Private Christopher Douglas Elphick
|Date of Birth||7 January 1889|
|Age at Death||28|
|Date of Death||15 May 1917|
|Military Service||2nd Battalion Honourable Artillery Company|
|Merton Address||68 Garden Avenue, Mitcham|
|Local Memorial||St. Barnabas' Church, Mitcham|
Born in Dulwich on 7 January, 1889, Christopher Douglas Elphick was second child of Christopher and Louisa Elphick. The couple also had an older daughter, Dorothy and their youngest child was Grace Ann. Christopher Elphick senior was a civil servant, acting as superintendent of telegraphs for the Post Office. This rapidly improved his family’s fortunes. In 1891 the Elphicks were living at 4 Placquette Road, Camberwell, however by 1901 they had transferred to 4 Ardsley Terrace and just a few years later they had moved to an eight room house at 28 Hillsborough Road, Dulwich, where Christopher attended Alleyn’s School.
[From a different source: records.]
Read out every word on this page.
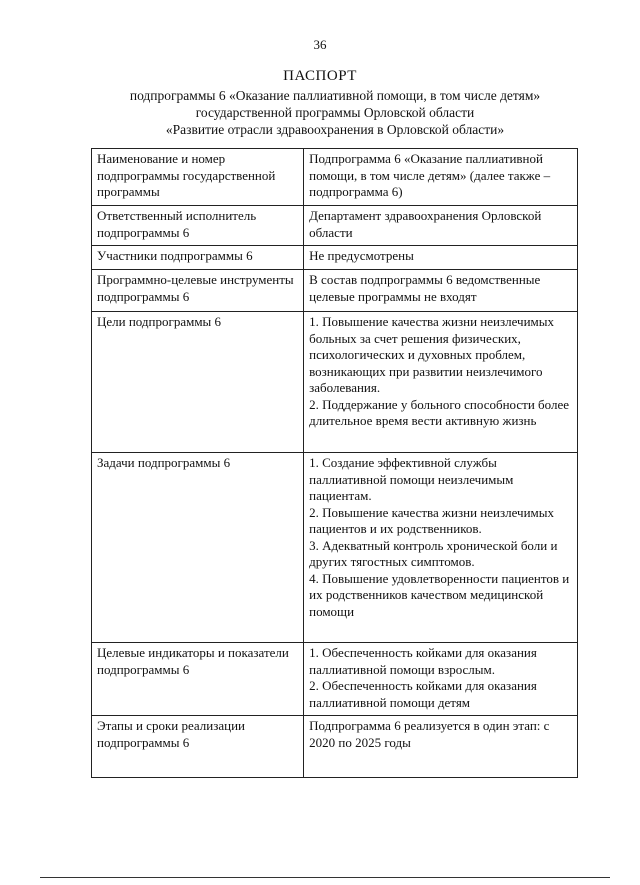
36
ПАСПОРТ
подпрограммы 6 «Оказание паллиативной помощи, в том числе детям»
государственной программы Орловской области
«Развитие отрасли здравоохранения в Орловской области»
Наименование и номер подпрограммы государственной программы	Подпрограмма 6 «Оказание паллиативной помощи, в том числе детям» (далее также – подпрограмма 6)

Ответственный исполнитель подпрограммы 6	Департамент здравоохранения Орловской области

Участники подпрограммы 6	Не предусмотрены

Программно-целевые инструменты подпрограммы 6	В состав подпрограммы 6 ведомственные целевые программы не входят

Цели подпрограммы 6	1. Повышение качества жизни неизлечимых больных за счет решения физических, психологических и духовных проблем, возникающих при развитии неизлечимого заболевания.
2. Поддержание у больного способности более длительное время вести активную жизнь

Задачи подпрограммы 6	1. Создание эффективной службы паллиативной помощи неизлечимым пациентам.
2. Повышение качества жизни неизлечимых пациентов и их родственников.
3. Адекватный контроль хронической боли и других тягостных симптомов.
4. Повышение удовлетворенности пациентов и их родственников качеством медицинской помощи

Целевые индикаторы и показатели подпрограммы 6	1. Обеспеченность койками для оказания паллиативной помощи взрослым.
2. Обеспеченность койками для оказания паллиативной помощи детям

Этапы и сроки реализации подпрограммы 6	Подпрограмма 6 реализуется в один этап: с 2020 по 2025 годы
After completing his education, Christopher (Jr ) worked as a clerk for the Prudential Insurance Company. On 26 June, 1915, he married Hilda Bignold of Streatham, at St. Barnabas Parish Church, Dulwich. (This was the same church where he had been baptised in 1905, at the age of 16.) The young couple set up home at 68 Garden Avenue in Mitcham and had a son, Ronald Douglas, born on 11 August, 1916.
Christopher had volunteered for military service in London on 25 November, 1915. He became a private in the 2nd Battalion, Honourable Artillery Company. His enlistment papers described him as 5 feet, 8 inches tall, weighing 121 lbs, with bad teeth. Despite his dental condition, Christopher was declared fit for service and his unit was despatched for France, arriving in Le Havre on 19 November, 1916. He arrived at the front on 5 December, 1916. The 2nd Battalion was involved in fighting at Bucquoy, an area near Arras which had been filled with trenches and barbed wire as the German second line of defence.
Between 9 April and 16 May, Christopher’s unit was involved in the Battle of Arras, a major assault on German defences near the French city. He was reported missing on 15 May, 1917 and was eventually declared dead. He is commemorated locally on the War Memorial at St. Barnabas Church in Mitcham. Records show that amongst his effects, he left £527 to his widow, Hilda.
In 2009, Christopher’s body, along with those of three of his comrades, was found by a French farmer, in the field where they died in battle. His body was able to be identified by a gold signet ring bearing his initials. His grandchildren were traced, and were able to attend the ceremony where he was buried with full military honours at the H. A. C. Cemetery at Ecoust-St. Mein in the Pas de Calais region of France. He also had a waiting room at King’s Cross Station named in his honour.